夜明けの光がつくり出すモノクロームの情景
昼間の日差しによる窓からの逆光
黄昏時にのびた長い影は夕闇へと消え、やがて部屋の中は暖かい光に包まれる
光が生み出す陰影は、空間に驚くほど豊かな表情をもたらします。
快適と言うものを人工の力でコントロールする割合が増えるにつれて、
わたしたちは、季節や一日の時間の移り変わりから、
小さな感動を受ける機会が少なくなってきたように思われます。
そんな現代の生活空間の中で、このテーブルは
形がもたらす陰影によって移ろいゆく光を感じるために、
いわば情感をよみとる日時計のような「装置」として提案してみました。
この文章は「移ろいゆく光を感じるためのテーブル」(1997年製作)という木製のテーブルの展示のために書かれたキャプションである。それから14年、日本は深刻な災害に見舞われ、その対策として市街地でも節電が実施された。
この状況の中で改めて考えてみると、最近の住宅や市街地は自分が子供だった頃に比べるとずいぶんと明るくなった。戦後から高度成長期をへて現在に至るまで、生活の貧困や文化の無明を「闇」に象徴させて、どんどん照らし続けてきたからである。
「一寸先は闇」とか「日陰もの」などの日常語からも判るように、闇や陰はマイノリティーなイメージで、禍々しい物の温床のように扱われて来た。事実、防犯上や交通安全上でも夜の辻は明るい方が良いし、衛生や効率の観点からも仕事場や住宅が明るい事がより良い生活条件である。あの頃「明る~い◯◯◯◯◯」と社名の前に「明るい」と付けた宣伝が街中に流れ、過去に背を向けるように国民全体が富裕を目指したのである。それは成長期における自然な流れでもあった。
やがて至る所で蛍光灯が部屋中を均一に照らしだすと、確かに作業効率は上がったが、自然光から読み取る時間感覚を脆弱にさせ、窓から入る日差しの長短や、風の向きや匂いで感じる季節感覚を、空調の均一な風が鈍化させていった。文化的生活を享受してきた替わりに失いつつあるこの感覚を、五感をフルに使ってもう一度感じ直してはどうだろう。

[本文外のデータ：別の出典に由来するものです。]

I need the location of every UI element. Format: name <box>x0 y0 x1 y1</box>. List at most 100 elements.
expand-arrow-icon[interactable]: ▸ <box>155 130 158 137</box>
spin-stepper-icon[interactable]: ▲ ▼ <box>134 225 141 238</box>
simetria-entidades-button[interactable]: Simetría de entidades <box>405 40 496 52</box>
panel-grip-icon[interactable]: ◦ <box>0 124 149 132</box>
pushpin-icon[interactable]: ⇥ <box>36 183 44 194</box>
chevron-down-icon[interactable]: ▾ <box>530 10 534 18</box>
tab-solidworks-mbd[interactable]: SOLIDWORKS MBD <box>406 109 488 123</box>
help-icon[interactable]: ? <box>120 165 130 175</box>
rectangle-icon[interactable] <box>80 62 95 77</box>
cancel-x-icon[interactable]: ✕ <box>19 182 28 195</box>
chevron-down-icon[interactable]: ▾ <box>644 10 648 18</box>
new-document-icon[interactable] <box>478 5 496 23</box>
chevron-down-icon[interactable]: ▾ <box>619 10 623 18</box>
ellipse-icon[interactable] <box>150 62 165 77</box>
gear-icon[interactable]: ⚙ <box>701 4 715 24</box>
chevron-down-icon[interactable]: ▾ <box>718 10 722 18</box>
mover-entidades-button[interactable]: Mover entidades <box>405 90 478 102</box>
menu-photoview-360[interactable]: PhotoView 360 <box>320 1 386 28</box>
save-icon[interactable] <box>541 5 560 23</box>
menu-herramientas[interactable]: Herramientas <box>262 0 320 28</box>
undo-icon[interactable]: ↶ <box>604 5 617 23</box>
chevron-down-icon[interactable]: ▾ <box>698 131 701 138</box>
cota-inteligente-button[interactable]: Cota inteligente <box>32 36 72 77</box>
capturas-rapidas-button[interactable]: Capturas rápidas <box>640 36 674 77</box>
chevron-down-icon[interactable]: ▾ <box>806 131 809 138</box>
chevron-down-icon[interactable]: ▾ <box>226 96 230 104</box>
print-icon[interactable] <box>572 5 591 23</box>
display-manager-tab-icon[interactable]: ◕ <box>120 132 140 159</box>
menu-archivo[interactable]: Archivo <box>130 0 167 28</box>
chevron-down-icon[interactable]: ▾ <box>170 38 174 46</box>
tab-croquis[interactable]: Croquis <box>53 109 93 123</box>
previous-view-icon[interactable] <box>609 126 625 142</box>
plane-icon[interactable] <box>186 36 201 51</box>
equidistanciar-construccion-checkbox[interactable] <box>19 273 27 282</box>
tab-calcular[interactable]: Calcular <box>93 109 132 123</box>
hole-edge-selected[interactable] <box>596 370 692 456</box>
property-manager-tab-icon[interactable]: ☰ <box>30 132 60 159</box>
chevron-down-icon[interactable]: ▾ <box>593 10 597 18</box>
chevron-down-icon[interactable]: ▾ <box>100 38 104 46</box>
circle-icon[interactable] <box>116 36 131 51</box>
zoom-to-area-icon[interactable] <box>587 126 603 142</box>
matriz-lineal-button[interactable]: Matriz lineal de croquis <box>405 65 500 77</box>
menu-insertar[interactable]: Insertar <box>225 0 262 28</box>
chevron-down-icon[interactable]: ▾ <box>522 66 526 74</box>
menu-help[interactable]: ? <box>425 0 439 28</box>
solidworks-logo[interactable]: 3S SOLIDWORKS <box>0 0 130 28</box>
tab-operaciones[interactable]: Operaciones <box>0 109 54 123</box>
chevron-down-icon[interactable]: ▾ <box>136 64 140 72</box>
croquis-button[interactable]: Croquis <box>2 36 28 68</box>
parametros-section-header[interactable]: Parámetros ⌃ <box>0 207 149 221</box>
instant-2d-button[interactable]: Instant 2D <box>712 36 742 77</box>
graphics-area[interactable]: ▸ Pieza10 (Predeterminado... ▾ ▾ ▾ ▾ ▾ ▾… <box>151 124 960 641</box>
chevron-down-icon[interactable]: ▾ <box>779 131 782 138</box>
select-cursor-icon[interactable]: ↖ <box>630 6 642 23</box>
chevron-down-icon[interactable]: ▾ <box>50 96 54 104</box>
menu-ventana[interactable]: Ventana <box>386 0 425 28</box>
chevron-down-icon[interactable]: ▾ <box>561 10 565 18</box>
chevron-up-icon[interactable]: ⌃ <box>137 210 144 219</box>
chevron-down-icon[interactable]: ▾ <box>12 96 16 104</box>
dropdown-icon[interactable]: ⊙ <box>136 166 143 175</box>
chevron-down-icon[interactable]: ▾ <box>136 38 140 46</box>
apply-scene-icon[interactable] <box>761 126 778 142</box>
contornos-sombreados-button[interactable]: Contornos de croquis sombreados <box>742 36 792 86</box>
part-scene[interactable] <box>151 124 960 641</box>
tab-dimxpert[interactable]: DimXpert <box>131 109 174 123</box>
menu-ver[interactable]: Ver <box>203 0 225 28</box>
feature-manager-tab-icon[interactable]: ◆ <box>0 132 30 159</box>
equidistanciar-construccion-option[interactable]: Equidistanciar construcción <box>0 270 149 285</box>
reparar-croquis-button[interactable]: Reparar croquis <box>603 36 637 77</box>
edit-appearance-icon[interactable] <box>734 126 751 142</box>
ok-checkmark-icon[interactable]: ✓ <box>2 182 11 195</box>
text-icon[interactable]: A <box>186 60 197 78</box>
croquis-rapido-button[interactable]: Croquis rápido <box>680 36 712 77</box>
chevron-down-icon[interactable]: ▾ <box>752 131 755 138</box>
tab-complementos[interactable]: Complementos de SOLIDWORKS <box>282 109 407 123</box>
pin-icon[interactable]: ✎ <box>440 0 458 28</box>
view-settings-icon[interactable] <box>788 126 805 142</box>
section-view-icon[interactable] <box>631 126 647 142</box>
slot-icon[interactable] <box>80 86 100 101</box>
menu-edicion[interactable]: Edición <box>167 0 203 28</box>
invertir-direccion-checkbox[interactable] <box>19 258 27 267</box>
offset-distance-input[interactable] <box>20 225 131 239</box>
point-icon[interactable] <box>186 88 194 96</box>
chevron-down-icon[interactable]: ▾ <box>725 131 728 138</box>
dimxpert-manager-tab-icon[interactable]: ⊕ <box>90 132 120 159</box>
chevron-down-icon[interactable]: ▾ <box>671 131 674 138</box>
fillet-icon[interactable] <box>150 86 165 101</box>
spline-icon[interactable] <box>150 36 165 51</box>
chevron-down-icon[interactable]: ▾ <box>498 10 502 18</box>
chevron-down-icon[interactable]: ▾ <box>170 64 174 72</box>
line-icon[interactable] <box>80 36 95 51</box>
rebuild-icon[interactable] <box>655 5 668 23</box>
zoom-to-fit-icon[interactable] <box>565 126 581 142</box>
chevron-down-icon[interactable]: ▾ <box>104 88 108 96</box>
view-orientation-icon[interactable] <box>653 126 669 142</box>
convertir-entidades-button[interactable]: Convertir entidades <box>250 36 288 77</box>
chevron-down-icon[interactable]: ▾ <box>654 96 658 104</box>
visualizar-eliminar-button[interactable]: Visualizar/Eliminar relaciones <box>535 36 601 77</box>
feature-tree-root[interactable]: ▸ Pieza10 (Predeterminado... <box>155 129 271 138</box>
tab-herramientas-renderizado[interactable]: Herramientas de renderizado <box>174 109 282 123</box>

家々が立て込む街中の部屋でも、北向きの窓からは隣家の壁の反射光が優しい光となって射し込み、電灯を消した空間では夕闇までの間に美しい白黒写真のような風景が出現し、感覚が研ぎ澄まされる。節電と言う名目で制限させられると思うのではなく、優しく美しい空間を体現するために電燈のスイッチを自ら切るのである。そんな情緒的な感覚への転換が、エネルギーの問題にも係っていくのではないだろか。
古来から日本人は、夕闇がせまる中ですれ違おうとする人影に対して「誰ぞ彼(たぞかれ=誰だろう彼は)」という不安を倒置のかたちに込めた心情表現から、「黄昏(たそがれ)」という時間を表す美しい言葉をつくり出す、繊細な感覚の持ち主なのだから。